Recognizing the importance of both the product and the market

There is a constant interplay between the market opportunity and the technology, product or service. As entrepreneurs progress through the various stages of development, they need to continuously evaluate how their solution matches up with a current market gap and keep informed regarding other potential solutions that competitors are offering.

It is often easier to move an idea forward if it originates with the identification of a gap in the market place. By recognizing the gap and validating that nothing else exists to fill it, the solution can be designed from scratch to meet that market need. If the solution can be feasibly developed for the right price, the demand should be there.

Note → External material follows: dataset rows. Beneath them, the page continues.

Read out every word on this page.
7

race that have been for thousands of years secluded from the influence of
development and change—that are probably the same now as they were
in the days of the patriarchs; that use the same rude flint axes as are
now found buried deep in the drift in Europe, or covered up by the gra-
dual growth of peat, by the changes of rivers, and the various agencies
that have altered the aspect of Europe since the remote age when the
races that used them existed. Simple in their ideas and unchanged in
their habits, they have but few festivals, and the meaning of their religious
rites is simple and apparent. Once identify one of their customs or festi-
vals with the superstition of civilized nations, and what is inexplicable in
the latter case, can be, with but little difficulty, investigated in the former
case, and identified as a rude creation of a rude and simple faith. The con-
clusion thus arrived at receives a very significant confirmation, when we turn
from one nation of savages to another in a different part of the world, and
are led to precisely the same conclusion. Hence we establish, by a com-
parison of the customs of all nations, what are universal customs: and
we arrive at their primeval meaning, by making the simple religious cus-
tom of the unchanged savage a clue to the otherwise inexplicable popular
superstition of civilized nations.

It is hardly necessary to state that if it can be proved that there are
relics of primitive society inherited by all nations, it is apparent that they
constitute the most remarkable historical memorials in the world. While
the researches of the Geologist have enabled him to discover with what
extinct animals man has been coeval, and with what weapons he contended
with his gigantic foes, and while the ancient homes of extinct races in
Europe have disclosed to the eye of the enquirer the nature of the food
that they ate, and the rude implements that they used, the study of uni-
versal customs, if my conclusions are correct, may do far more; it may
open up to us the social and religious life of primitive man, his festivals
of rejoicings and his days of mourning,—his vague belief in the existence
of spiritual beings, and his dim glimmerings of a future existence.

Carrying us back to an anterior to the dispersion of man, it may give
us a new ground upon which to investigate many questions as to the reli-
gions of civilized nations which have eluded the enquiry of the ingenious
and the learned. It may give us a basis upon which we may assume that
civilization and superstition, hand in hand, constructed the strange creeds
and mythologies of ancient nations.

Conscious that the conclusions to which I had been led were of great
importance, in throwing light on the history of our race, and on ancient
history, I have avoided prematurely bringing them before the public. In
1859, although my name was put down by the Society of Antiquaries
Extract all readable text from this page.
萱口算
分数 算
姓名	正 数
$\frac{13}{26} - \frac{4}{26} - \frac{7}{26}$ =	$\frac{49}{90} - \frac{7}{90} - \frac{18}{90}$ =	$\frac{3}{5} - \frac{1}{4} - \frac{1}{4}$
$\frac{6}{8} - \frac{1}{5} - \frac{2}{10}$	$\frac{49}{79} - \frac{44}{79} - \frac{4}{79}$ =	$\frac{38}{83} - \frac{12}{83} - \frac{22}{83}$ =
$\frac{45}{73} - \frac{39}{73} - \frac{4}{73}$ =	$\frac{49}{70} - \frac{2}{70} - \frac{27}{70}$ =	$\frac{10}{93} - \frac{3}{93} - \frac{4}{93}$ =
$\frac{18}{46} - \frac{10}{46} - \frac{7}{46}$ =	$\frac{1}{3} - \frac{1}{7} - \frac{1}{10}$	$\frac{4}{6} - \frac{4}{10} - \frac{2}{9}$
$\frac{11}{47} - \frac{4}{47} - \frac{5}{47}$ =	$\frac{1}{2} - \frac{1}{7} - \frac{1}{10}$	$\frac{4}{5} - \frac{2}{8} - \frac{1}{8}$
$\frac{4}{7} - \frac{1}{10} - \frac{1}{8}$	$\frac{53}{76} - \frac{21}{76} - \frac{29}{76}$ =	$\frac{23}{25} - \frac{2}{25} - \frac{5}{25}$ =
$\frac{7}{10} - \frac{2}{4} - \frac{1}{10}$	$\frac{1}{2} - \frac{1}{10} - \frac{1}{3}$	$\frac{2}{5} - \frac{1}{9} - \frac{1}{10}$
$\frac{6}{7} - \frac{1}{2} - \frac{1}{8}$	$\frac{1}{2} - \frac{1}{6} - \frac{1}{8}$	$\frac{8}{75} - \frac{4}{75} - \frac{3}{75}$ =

Alternatively, if a technology, product or service concept comes first, entrepreneurs may have to go looking for a market in which to sell it. Sometimes this works out magnificently (e.g. the accidental discovery of an inferior adhesive that led to sticky-notes). In other cases, this leads to throwing something at the market that it really doesn't want or need (e.g. New Coke), or choosing a mediocre market that presents itself first rather than being patient and discovering the blockbuster application for it. For example, at a chemical level, a product may be a good household cleanser, but if the entrepreneur searched hard enough he/she might also have found that it is a cure for cancer!

To avoid the problems that can result from a technology or product driven approach, entrepreneurs need to ensure that they do not begin expensive prototyping or product development until the product/service idea has been matched with a market need to form a rational business concept. Investment of time and money in prototyping before the most appropriate match in the marketplace is made may make it harder to walk away from the opportunity in the future and lead to throwing good money after bad. Many “inventor” types fall into this trap and produce expensive prototypes (or in some cases even warehouses full of product) before determining if there are any potential buyers out there.

The use of advisers, consultants, and not-for-profit organizations that serve your industry can be very helpful at this stage to help with feasibility analysis. They can also challenge you on your assumptions and use their industry experience to help you refine your business concept. However, you will need to develop an ability to sort through and prioritize all of the advice that will be thrown at you. A seasoned business mentor can be extremely helpful to keep you on track.

One you are comfortable that there is a solid business case, then moving to Level 2 (prototyping and full business plan and capital plan) is the next step to complete before launching your business. Some tips on dealing with Level 2 will be outlined in a future blog.

This blog is extracted from materials originally developed by the Entrepreneurial Foundation of Saskatchewan.